Saussure ne se contente pas d'offrir une récompense. L'année suivante, en 1787, il effectue lui-même la troisième ascension du Mont-Blanc, accompagné de Balmat et d'une équipe de guides. Il emporte des instruments scientifiques : baromètre, hygromètre, thermomètre. Au sommet, il mesure la pression atmosphérique, observe la couleur du ciel, prend des notes méticuleuses. Son ascension marque la rencontre entre la pratique de la montagne et la démarche scientifique des Lumières.

Saussure publie ses Voyages dans les Alpes en plusieurs volumes entre 1779 et 1796. Ces récits circulent dans toute l'Europe cultivée et font de la vallée de l'Arve et du massif du Mont-Blanc une destination de curiosité intellectuelle, bien avant qu'elle ne devienne une destination touristique.

La naissance d'une passion collective

L'ascension de 1786 agit comme un déclencheur. Dans les décennies qui suivent, les alpinistes britanniques, autrichiens et italiens se lancent dans la conquête des grandes cimes. Les guides de Chamonix deviennent une profession à part entière, reconnue et organisée. En 1821, la Compagnie des Guides de Chamonix est créée : c'est la première organisation professionnelle de guides de montagne au monde.

En France, le Club Alpin Français voit le jour en 1874. Il unifie les pratiquants de la montagne, publie des guides de randonnée et finance la construction de refuges. La montagne cesse d'être un espace de peur pour devenir un terrain d'aventure, de contemplation et de dépassement de soi. Des refuges s'ouvrent sur tous les massifs, les sentiers sont balisés, et peu à peu, ce qui était réservé aux cristalliers et aux scientifiques s'ouvre à tous.

Marcher dans les traces des pionniers aujourd'hui

Le Pays du Mont-Blanc reste aujourd'hui l'un des hauts lieux de la randonnée en Haute-Savoie. On n'y atteint pas le sommet comme Paccard et Balmat, mais on peut cheminer sur des sentiers qui longent les mêmes glaciers, traverser les mêmes forêts de mélèzes, contempler les mêmes horizons qui ont inspiré les pionniers de l'alpinisme.

Dans un registre plus accessible, les sommets et cols des Préalpes racontent aussi leur propre histoire des hommes en mouvement dans la montagne. Les contrebandiers, les marchands de sel, les bergers ont tous ouvert des chemins que l'on emprunte encore aujourd'hui. L'itinéraire Mont Baret et col des Contrebandiers porte dans son nom même la mémoire de ces passages clandestins à travers les crêtes.

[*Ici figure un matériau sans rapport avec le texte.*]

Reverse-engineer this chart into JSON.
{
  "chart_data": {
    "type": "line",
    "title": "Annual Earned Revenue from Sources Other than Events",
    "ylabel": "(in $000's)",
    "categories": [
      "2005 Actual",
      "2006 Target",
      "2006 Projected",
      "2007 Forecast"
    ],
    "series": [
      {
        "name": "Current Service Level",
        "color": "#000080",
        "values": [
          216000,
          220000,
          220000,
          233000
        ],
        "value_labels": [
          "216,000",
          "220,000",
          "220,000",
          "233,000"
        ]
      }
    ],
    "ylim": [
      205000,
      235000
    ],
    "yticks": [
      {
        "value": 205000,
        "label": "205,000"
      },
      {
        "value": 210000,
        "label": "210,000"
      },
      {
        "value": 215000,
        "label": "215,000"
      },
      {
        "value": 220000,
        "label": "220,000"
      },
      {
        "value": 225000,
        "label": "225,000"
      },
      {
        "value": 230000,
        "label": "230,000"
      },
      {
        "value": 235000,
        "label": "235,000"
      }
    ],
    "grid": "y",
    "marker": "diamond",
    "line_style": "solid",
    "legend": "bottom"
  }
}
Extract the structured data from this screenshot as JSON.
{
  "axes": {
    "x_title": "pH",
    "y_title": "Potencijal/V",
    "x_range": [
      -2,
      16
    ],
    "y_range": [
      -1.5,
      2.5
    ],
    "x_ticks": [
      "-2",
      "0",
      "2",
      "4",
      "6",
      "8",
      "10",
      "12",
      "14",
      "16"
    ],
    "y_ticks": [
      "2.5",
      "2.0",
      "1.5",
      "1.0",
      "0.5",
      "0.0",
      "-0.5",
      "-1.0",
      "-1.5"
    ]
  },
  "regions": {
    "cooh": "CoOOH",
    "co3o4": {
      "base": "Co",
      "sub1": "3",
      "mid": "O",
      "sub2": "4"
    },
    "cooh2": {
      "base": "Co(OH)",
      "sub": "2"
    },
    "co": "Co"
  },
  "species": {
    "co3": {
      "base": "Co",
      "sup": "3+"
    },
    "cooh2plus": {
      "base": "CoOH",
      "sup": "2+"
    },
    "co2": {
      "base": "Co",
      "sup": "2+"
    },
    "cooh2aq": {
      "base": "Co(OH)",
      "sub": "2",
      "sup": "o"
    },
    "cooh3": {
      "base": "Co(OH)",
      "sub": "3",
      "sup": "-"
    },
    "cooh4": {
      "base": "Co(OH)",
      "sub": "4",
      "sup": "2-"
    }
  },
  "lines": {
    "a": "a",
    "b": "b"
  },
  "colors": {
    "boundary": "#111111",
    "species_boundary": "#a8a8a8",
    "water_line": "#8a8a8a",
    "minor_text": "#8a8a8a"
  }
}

Plus au nord, vers le Chablais, on retrouve ce même rapport ancien à la montagne : des générations d'hommes et de femmes qui ont traversé ces paysages pour commercer, pâturer, survivre. L'alpinisme de Saussure et de Paccard n'a pas inventé la montagne fréquentée. Il a inventé la montagne désirée pour elle-même.

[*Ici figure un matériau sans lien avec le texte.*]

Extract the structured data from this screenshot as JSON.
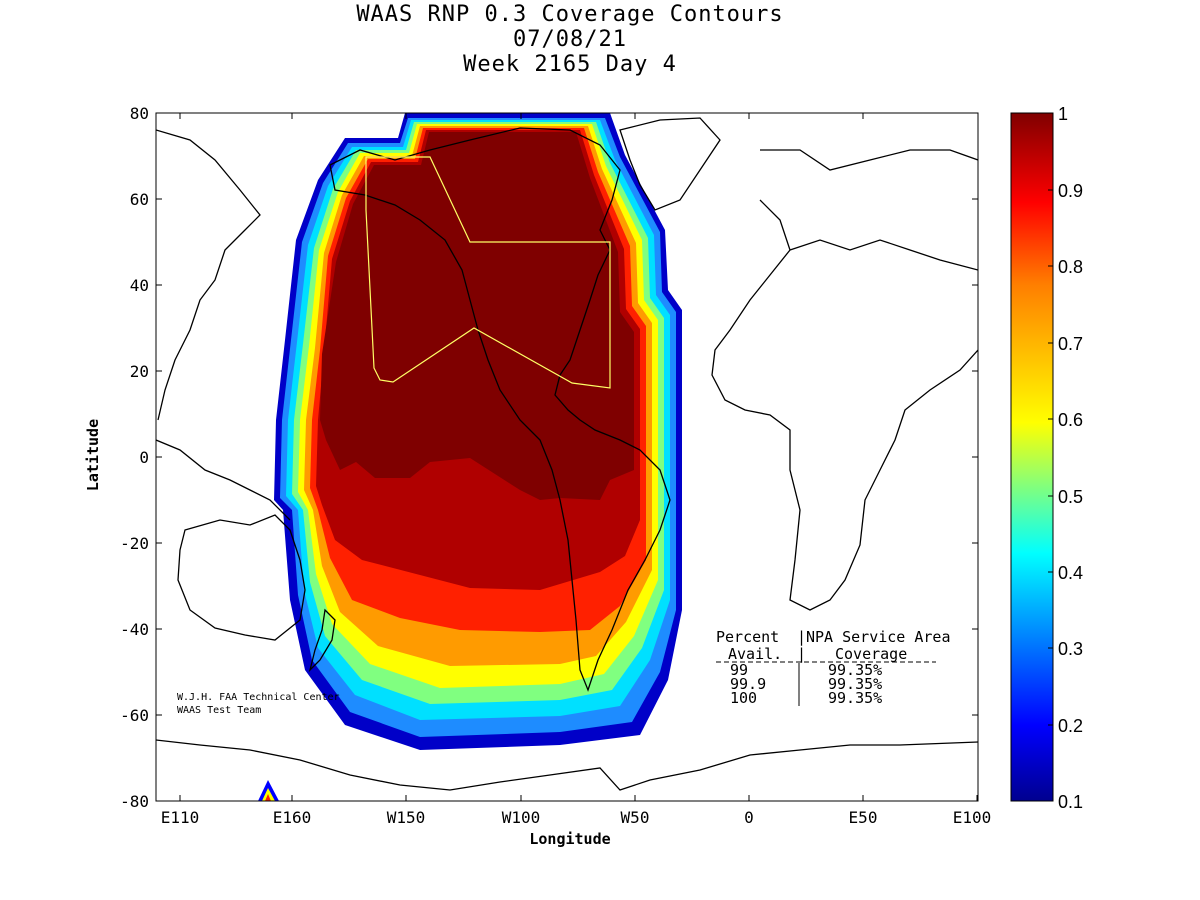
{
  "header": {
    "title_line1": "WAAS RNP 0.3 Coverage Contours",
    "title_line2": "07/08/21",
    "title_line3": "Week 2165 Day 4"
  },
  "axes": {
    "xlabel": "Longitude",
    "ylabel": "Latitude",
    "x_ticks": [
      "E110",
      "E160",
      "W150",
      "W100",
      "W50",
      "0",
      "E50",
      "E100"
    ],
    "y_ticks": [
      "80",
      "60",
      "40",
      "20",
      "0",
      "-20",
      "-40",
      "-60",
      "-80"
    ]
  },
  "colorbar": {
    "min": 0.1,
    "max": 1,
    "labels": [
      "1",
      "0.9",
      "0.8",
      "0.7",
      "0.6",
      "0.5",
      "0.4",
      "0.3",
      "0.2",
      "0.1"
    ],
    "colormap": "jet"
  },
  "credits": {
    "line1": "W.J.H. FAA Technical Center",
    "line2": "WAAS Test Team"
  },
  "stats_table": {
    "header_col1_line1": "Percent",
    "header_col1_line2": "Avail.",
    "header_col2_line1": "NPA Service Area",
    "header_col2_line2": "Coverage",
    "rows": [
      {
        "avail": "99",
        "coverage": "99.35%"
      },
      {
        "avail": "99.9",
        "coverage": "99.35%"
      },
      {
        "avail": "100",
        "coverage": "99.35%"
      }
    ]
  },
  "colors": {
    "full_coverage": "#7f0000",
    "service_area_outline": "#ffff66",
    "coastline": "#000000"
  }
}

L'héritage durable de 1786

Deux cent quarante ans après la première ascension du Mont-Blanc, l'alpinisme est devenu une discipline mondiale. Mais tout a commencé là, dans la vallée de l'Arve, avec un médecin de campagne, un cristallier têtu et un naturaliste genevois qui croyait que la science pouvait grimper plus haut que les nuages.

Leur héritage n'est pas seulement sportif. Il est aussi philosophique : la montagne est un espace que l'on peut comprendre, mesurer, respecter. Cette idée, née dans le contexte des Lumières, reste au coeur de ce que veut dire randonner aujourd'hui dans les Alpes.

Ce n'est pas un hasard si des itinéraires comme les Tours Saint-Jacques et tant d'autres sentiers de la région portent la mémoire de ceux qui ont marché avant nous. Randonner, c'est toujours, d'une certaine façon, être le successeur de quelqu'un.